Wednesday, September 10, 2008




(yep, my old parish)









paul begala:





If John McCain and Sarah Palin were to say the moon was made of green cheese, we can be certain that Barack Obama and Joe Biden would pounce on it, and point out it's actually made of rock. And you just know the headline in the paper the next day would read: "CANDIDATES CLASH ON LUNAR LANDSCAPE."

Why doesn't somebody call Neil Armstrong? He's been there. Or go to the Smithsonian and open the glass case that contains a piece of the moon. The moon is a rock. That's a fact, Jack.

Facts are indeed stubborn things, but the McCain-Palin lies are more stubborn still.

In the face of demonstrable, provable, incontrovertible evidence to the contrary, McCain and Palin continue to assert that Gov. Palin opposed the infamous "Bridge to Nowhere." They do so in their speeches and ads, and their supporters say so on television until their pants are on fire. McCain and Palin also claim the Alaska governor opposes earmarks -- despite the fact that she's gotten her state so much pork she's at risk for trichinosis.

I was in the middle of a Neil Armstrong Moment when I was on CNN Tuesday morning. Rather than let McCain and Palin get away with their lie, anchor John Roberts played a videotape of Sarah Palin in a 2006 gubernatorial debate in which she endorsed the bridge from Ketchikan to Gravina Island saying, "I'm not going to stand in the way of progress that our congressional delegation and the position of strength that they have right now." Perhaps her supporters, noting Palin's support for banning books, teaching creationism and doubting global warming will argue that for her, calling the bridge "progress" was her way of saying she was against it.) But the Anchorage Daily News forecloses that option, reporting, "In September, 2006, Palin showed up in Ketchikan on her gubernatorial campaign and said the bridge was essential for the town's prosperity."

After the videotape ran, I said the media was at fault for letting Palin and McCain get away with "flat out lies." GOP strategist Alex Castellanos manfully tried to shine a cow patty, saying, "The amazing thing about Sarah Palin is when she became governor she actually stood up and said no."

Increasingly frustrated, I pointed out that just was not true, and the "debate" continued.

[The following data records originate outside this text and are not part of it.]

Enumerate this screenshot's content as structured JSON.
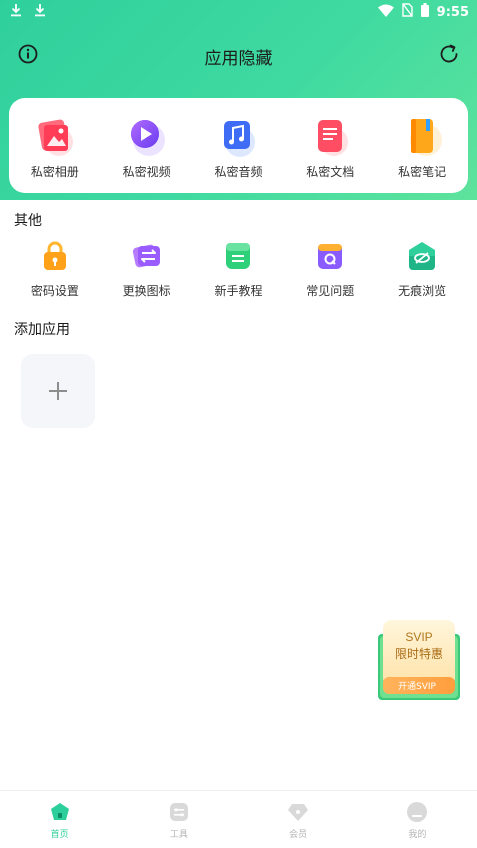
{
  "status": {
    "time": "9:55"
  },
  "header": {
    "title": "应用隐藏"
  },
  "private_items": [
    {
      "label": "私密相册",
      "icon": "photo-album-icon"
    },
    {
      "label": "私密视频",
      "icon": "video-icon"
    },
    {
      "label": "私密音频",
      "icon": "music-icon"
    },
    {
      "label": "私密文档",
      "icon": "document-icon"
    },
    {
      "label": "私密笔记",
      "icon": "notebook-icon"
    }
  ],
  "others": {
    "title": "其他",
    "items": [
      {
        "label": "密码设置",
        "icon": "lock-icon"
      },
      {
        "label": "更换图标",
        "icon": "swap-icon"
      },
      {
        "label": "新手教程",
        "icon": "tutorial-icon"
      },
      {
        "label": "常见问题",
        "icon": "faq-icon"
      },
      {
        "label": "无痕浏览",
        "icon": "incognito-eye-icon"
      }
    ]
  },
  "add_apps": {
    "title": "添加应用"
  },
  "promo": {
    "line1": "SVIP",
    "line2": "限时特惠",
    "button": "开通SVIP"
  },
  "tabs": [
    {
      "label": "首页",
      "icon": "home-icon",
      "active": true
    },
    {
      "label": "工具",
      "icon": "tools-icon",
      "active": false
    },
    {
      "label": "会员",
      "icon": "vip-diamond-icon",
      "active": false
    },
    {
      "label": "我的",
      "icon": "profile-icon",
      "active": false
    }
  ],
  "colors": {
    "accent": "#2ccf9a",
    "header_start": "#2fcf9c",
    "header_end": "#5ee39c"
  }
}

Most of political debate is subjective: who's more qualified, who's more compassionate, whose experience is more relevant, who has better ideas on health care or energy or global warming or the economy? There is no Objective Truth on those matters, and debate -- even when voices are sometimes raised -- can help voters decide who they agree with. On those matters of subjective judgment it's perfectly appropriate for the media to hold the coats of the candidates and let them fight it out.

But facts ought not be debatable. The media have an obligation to point out when a politician is lying about a matter of fact, but the right-wing attack machine has so cowed some of them you can almost hear them moo. Steve Schmidt, McCain's top dog, is a brilliant and audacious strategist. His candidate has had the most favorable press coverage of any politician of the last century -- fawning, adoring, sycophantic press coverage. And yet he is brutalizing the press, waterboarding them into pretending that whether Gov. Palin supported the "Bridge to Nowhere," or hired an Abramoff-connected lobbyist to secure massive earmarks are somehow debatable.

The real debate is over whether the media will be vigilant watchdogs, sounding the alarm when McCain and Palin lie, or fall back to the role they've played for most of McCain's career: lapdog





(or as the nuns back at st. scholastica would have said, " show some intestinal fortitude children!")

my thanks to sister margaret mary and sister fabian even tho i've moved on in my path.